The Long Hole has lain empty of boats since the safer haven of the marina was completed 30 years ago. What could be done with it? (An option to fill it in for car-parking as part of the marina scheme had been ‘leaked’ and met with outraged opposition from many Bangorians!) There was some talk years later of gates to maintain a level and use as a water-sports venue. But the new concept is the first tangible change.

What are the origins of this pretty attraction in that odd place ‘Old Bangor’ (which rather depends on how old you are yourself)? It is certainly man-made. There’s a choice between two legends: that the excavated stone was used for the wall surrounding the Castle estate; or that it was used for a mole or breakwater across Bangor Bay, an early version of the Eisenhower Pier. It appears much as today on the first Ordnance Survey map, 1834. Landlords around the 1820s and 30s, it is said, became enamoured with the use of gunpowder to improve their estates.


The gentlemen in the photo are Captain William Coey and Alex Yeoman. It is one from North Down Museum's Savage Collection and was taken by James Savage c.1891.

This is the time of the rather mysterious ‘coach road’ round Orlock Point – still clearly visible today - which was a quixotic venture of Mr. Ker of Portavo, complete with bridges or causeways over inlets, long collapsed, and the arch through solid rock, still there to walk through! So quite possibly his neighbour Mr. Ward of Bangor Castle was commissioning a similar contract, blasting rock. Maybe the alternative name – now pretty much died out – the ‘Big Hole’ is a plausible reaction on the part of the locals of the day! That’s what was left – a big hole. You can imagine the locals exclaiming that when the dust settled : ‘the big hole! ‘

A completely implausible theory was proffered, though, by a Spectator correspondent in 1949, responding to a proposal (the one resurrected in the 1980s) to convert it to a car park The well-meaning Antiquary claimed that the Long Hole existed in the time of Saint Columbanus and that he and Saint Gall had set off from this very haven on their missionary voyages to heathen Europe. Later, he states, the Vikings landed here on a much less peaceful enterprise. Grandly, he concludes:

‘ … there are few sea coves the world over more interwoven with world events than this one, and to end as a car park seems an inadequate fate for such a spot’.

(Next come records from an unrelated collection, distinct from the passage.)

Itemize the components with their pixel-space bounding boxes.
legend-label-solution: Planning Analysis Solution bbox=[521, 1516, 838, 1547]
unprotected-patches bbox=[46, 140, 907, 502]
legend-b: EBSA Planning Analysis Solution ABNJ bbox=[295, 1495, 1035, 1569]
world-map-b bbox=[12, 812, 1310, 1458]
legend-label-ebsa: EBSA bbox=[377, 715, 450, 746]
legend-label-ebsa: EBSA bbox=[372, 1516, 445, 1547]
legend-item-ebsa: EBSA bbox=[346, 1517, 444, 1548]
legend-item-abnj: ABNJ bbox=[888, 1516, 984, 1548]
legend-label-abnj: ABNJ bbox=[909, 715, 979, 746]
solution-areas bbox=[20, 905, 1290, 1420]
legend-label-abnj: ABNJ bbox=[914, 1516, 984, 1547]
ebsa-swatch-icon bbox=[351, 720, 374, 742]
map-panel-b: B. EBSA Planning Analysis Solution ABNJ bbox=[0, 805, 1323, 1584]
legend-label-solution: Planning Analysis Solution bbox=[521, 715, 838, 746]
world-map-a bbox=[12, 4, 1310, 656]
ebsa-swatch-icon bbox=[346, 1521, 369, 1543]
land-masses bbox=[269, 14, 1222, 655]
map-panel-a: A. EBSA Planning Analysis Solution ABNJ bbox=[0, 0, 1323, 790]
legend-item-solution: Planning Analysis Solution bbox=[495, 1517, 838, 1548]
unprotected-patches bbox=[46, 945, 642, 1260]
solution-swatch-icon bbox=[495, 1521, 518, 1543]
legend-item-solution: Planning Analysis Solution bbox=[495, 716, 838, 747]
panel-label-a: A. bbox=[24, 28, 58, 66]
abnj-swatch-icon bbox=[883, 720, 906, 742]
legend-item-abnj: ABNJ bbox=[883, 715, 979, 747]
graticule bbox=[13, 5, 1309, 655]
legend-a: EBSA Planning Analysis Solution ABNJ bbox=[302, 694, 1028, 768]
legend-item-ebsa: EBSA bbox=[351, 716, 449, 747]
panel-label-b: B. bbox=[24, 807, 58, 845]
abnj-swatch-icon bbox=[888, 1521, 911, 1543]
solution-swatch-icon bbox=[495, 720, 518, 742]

I hope Antiquary was still around in 1985! He (or she) would have been delighted that North Down Borough Council sent a very large stone washed by the sea on the outer side of the Long Hole to Bregenz at their request, at the outset of the twinning arrangement. It still stands with a suitable plaque outside a church. (I was involved in the negotiations, including several phone calls with a very pleasant and enthusiastic Austrian lady in Bregenz, who spoke perfect English – the only word she didn’t understand was ‘barnacles’!)

Astonishingly, the two paddle steamers that operated to Belfast in the 1880s and 90s would be squeezed in for the winter to the Long Hole, the Erin and the Bangor Castle. But for many decades, as innumerable postcards depict, the Long Hole was a haven for local inshore fishing and pleasure boats. Now we await a new chapter, after nearly 200 years – and not as a car park!